How long should your car finance term be?
There’s no one-size-fits-all answer to how long a car finance agreement should be. It depends on your financial situation, how long you plan to keep the car, and your priorities when it comes to affordability and total cost.
Like everything, there are pros and cons to consider. So to help you make an informed decision and choose the best deal you’re eligible for, we’ve highlighted some key considerations.
How long is a car loan typically?
Car finance agreements in the UK can last between 24 and 60 months (two to five years). The length of your contract will depend on the type of finance you choose and what works best for your budget.
The length of your loan will also determine how much you pay each month, and the total cost of borrowing after factoring in interest. That’s why it’s important to always check the total cost of the loan, including interest and any additional fees, before agreeing to a finance deal.
It’s also important to compare the APRs (Annual Percentage Rates) for different finance terms, as the APR will affect the overall cost of the loan.
Factors to consider when choosing a car loan length
When deciding how long your car finance contract should be, you may want to consider the following factors:
Monthly affordability
One major factor to consider is how much you can afford to pay each month. A longer term usually means lower monthly repayments, while a shorter term means higher monthly payments. It’s important to choose a loan length that fits comfortably within your monthly budget and other financial commitments. Make sure to consider all costs of ownership, such as insurance, maintenance, and taxes, in addition to your monthly repayments.
Total interest paid
Another big factor is interest. Typically, the longer the term, the more interest you’ll pay over time. Even though a longer term might be more affordable each month, you could end up paying significantly more in total compared to a shorter term loan.
Depreciation and negative equity
Depreciation is how much a car loses value over time. Most cars lose value quickly, especially in the first few years. If you choose a longer finance term, it’s more likely that your car will be worth less than what you owe. This is called negative equity. Shorter loan terms could mean you're less likely to face negative equity. You pay off the loan faster, which keeps your balance closer to the car’s real value.
This is especially important with a PCP car loan as the final balloon payment (the lump sum if you want to own the car) is based on the car’s predicted value at the end of the term, but it's also a risk with any form of car finance, so be sure to factor this into your decision.
Future financial plans
It’s really important to think long term. Consider how long you’re comfortable making repayments. If your circumstances change – such as a new job, or starting a family – your finance deal still needs to fit in your budget. You might not want to lock into an agreement that you can’t commit to long-term.
How long you plan to keep the car
If you like changing cars every few years, a shorter PCP deal or lease might be best, so you’re not stuck with a car you don’t want for a long time before giving it back. But if you plan to keep the car long-term, a longer HP loan (where you own the car at the end) could make more sense.
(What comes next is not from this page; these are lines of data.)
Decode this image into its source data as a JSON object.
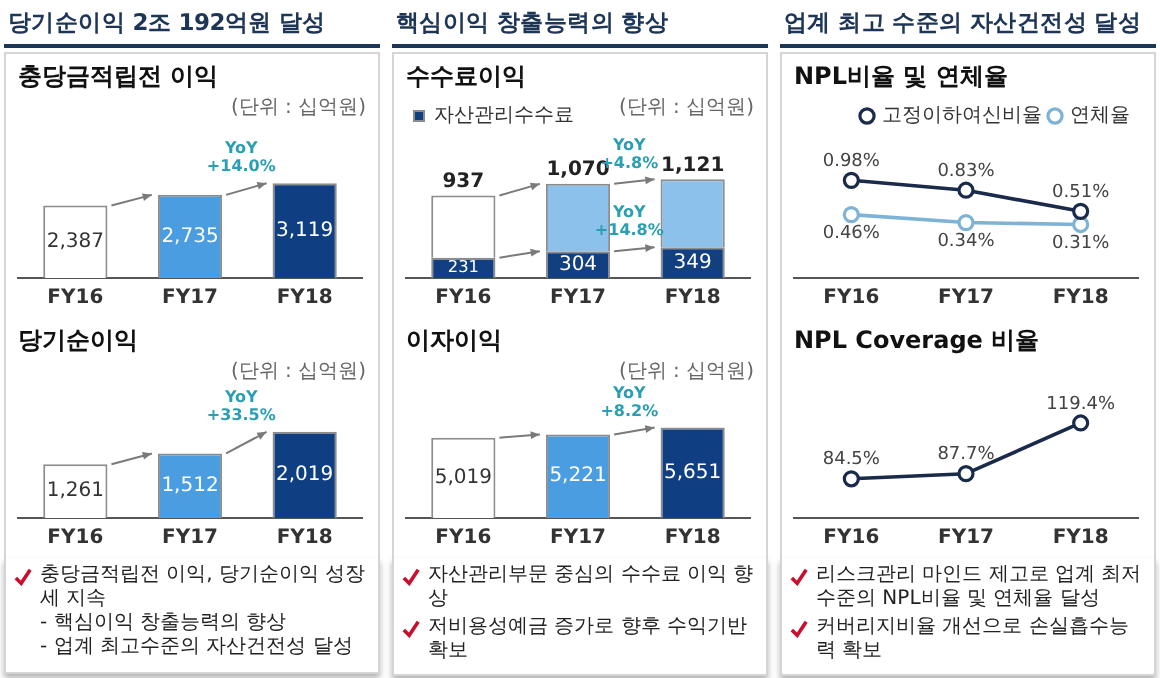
{
  "chart_data": [
    {
      "type": "bar",
      "title": "당기순이익 2조 192억원 달성",
      "subtitle": "충당금적립전 이익",
      "categories": [
        "FY16",
        "FY17",
        "FY18"
      ],
      "values": [
        2387,
        2735,
        3119
      ],
      "colors": [
        "#ffffff",
        "#4a9de0",
        "#0f3f82"
      ],
      "value_labels": [
        "2,387",
        "2,735",
        "3,119"
      ],
      "annotations": [
        "(단위 : 십억원)",
        {
          "text": "YoY\n+14.0%",
          "x": "FY18",
          "y": 3119
        }
      ]
    },
    {
      "type": "bar",
      "title": "당기순이익",
      "categories": [
        "FY16",
        "FY17",
        "FY18"
      ],
      "values": [
        1261,
        1512,
        2019
      ],
      "colors": [
        "#ffffff",
        "#4a9de0",
        "#0f3f82"
      ],
      "value_labels": [
        "1,261",
        "1,512",
        "2,019"
      ],
      "annotations": [
        "(단위 : 십억원)",
        {
          "text": "YoY\n+33.5%",
          "x": "FY18",
          "y": 2019
        }
      ]
    },
    {
      "type": "other",
      "annotations": [
        "충당금적립전 이익, 당기순이익 성장세 지속\n- 핵심이익 창출능력의 향상\n- 업계 최고수준의 자산건전성 달성"
      ]
    },
    {
      "type": "bar",
      "title": "핵심이익 창출능력의 향상",
      "subtitle": "수수료이익",
      "categories": [
        "FY16",
        "FY17",
        "FY18"
      ],
      "stacked": true,
      "legend": "top left",
      "totals": [
        "937",
        "1,070",
        "1,121"
      ],
      "series": [
        {
          "name": "자산관리수수료",
          "color": "#123f80",
          "values": [
            231,
            304,
            349
          ],
          "value_labels": [
            "231",
            "304",
            "349"
          ]
        },
        {
          "colors": [
            "#ffffff",
            "#8cc1ec",
            "#8cc1ec"
          ],
          "values": [
            706,
            766,
            772
          ]
        }
      ],
      "annotations": [
        "(단위 : 십억원)",
        {
          "text": "YoY\n+4.8%",
          "x": "FY18",
          "y": 1121
        },
        {
          "text": "YoY\n+14.8%",
          "x": "FY18",
          "y": 349
        }
      ]
    },
    {
      "type": "bar",
      "title": "이자이익",
      "categories": [
        "FY16",
        "FY17",
        "FY18"
      ],
      "values": [
        5019,
        5221,
        5651
      ],
      "colors": [
        "#ffffff",
        "#4a9de0",
        "#0f3f82"
      ],
      "value_labels": [
        "5,019",
        "5,221",
        "5,651"
      ],
      "annotations": [
        "(단위 : 십억원)",
        {
          "text": "YoY\n+8.2%",
          "x": "FY18",
          "y": 5651
        }
      ]
    },
    {
      "type": "other",
      "annotations": [
        "자산관리부문 중심의 수수료 이익 향상",
        "저비용성예금 증가로 향후 수익기반 확보"
      ]
    },
    {
      "type": "line",
      "title": "업계 최고 수준의 자산건전성 달성",
      "subtitle": "NPL비율 및 연체율",
      "categories": [
        "FY16",
        "FY17",
        "FY18"
      ],
      "marker": "circle",
      "legend": "top right",
      "series": [
        {
          "name": "고정이하여신비율",
          "color": "#1a2a4a",
          "values": [
            0.98,
            0.83,
            0.51
          ],
          "value_labels": [
            "0.98%",
            "0.83%",
            "0.51%"
          ]
        },
        {
          "name": "연체율",
          "color": "#7fb3d5",
          "values": [
            0.46,
            0.34,
            0.31
          ],
          "value_labels": [
            "0.46%",
            "0.34%",
            "0.31%"
          ]
        }
      ]
    },
    {
      "type": "line",
      "title": "NPL Coverage 비율",
      "categories": [
        "FY16",
        "FY17",
        "FY18"
      ],
      "marker": "circle",
      "series": [
        {
          "color": "#1a2a4a",
          "values": [
            84.5,
            87.7,
            119.4
          ],
          "value_labels": [
            "84.5%",
            "87.7%",
            "119.4%"
          ]
        }
      ]
    },
    {
      "type": "other",
      "annotations": [
        "리스크관리 마인드 제고로 업계 최저 수준의 NPL비율 및 연체율 달성",
        "커버리지비율 개선으로 손실흡수능력 확보"
      ]
    }
  ]
}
Pros and cons of long vs short car finance terms
There are pros and cons to long and short car loans. Shorter loans can sometimes mean less overall because you save on interest, but longer loans could be more affordable on a monthly basis. Here are the potential pros and cons at a glance.
Longer car finance terms
Pros:
Lower monthly payments (making it easier to afford a better car)
Better for a tight monthly budget with other financial commitments
Cons:
Higher total interest paid over the term
Greater risk of negative equity (especially with PCP)
May take longer to own the car outright if that’s your goal
Shorter car finance terms
Pros:
Less interest paid overall, which could save you money
You’ll own the car sooner
Less risk of being in negative equity
Cons:
Higher monthly repayments
May mean choosing a cheaper car
Could put more pressure on your finances if unexpected costs arise
What’s the best car finance term for you?
The best car loan length comes down to what you prioritise. If you want to minimise monthly payments as much as possible and don’t mind paying more overall, a longer term is best for you.
But, if you can afford a bit more monthly, a shorter term could be cheaper in the long run, because you’ll pay less interest.
There’s no right or wrong; just what best suits your personal financial circumstances. Using our free car finance calculator will give you a good idea of the loan you could be eligible for, and how much interest you might expect to pay overall.
The takeaway
The length of your car finance contract will affect your monthly payments and total cost at the end. Ultimately, the best term for you will depend on your personal budget and long-term plans.
Before committing to a loan, compare different term lengths, work out how much interest you’ll pay, and choose an option that fits your needs.
This guide is for informational purposes only and does not constitute financial advice. For personalised advice on car finance lengths, we recommend consulting a financial advisor.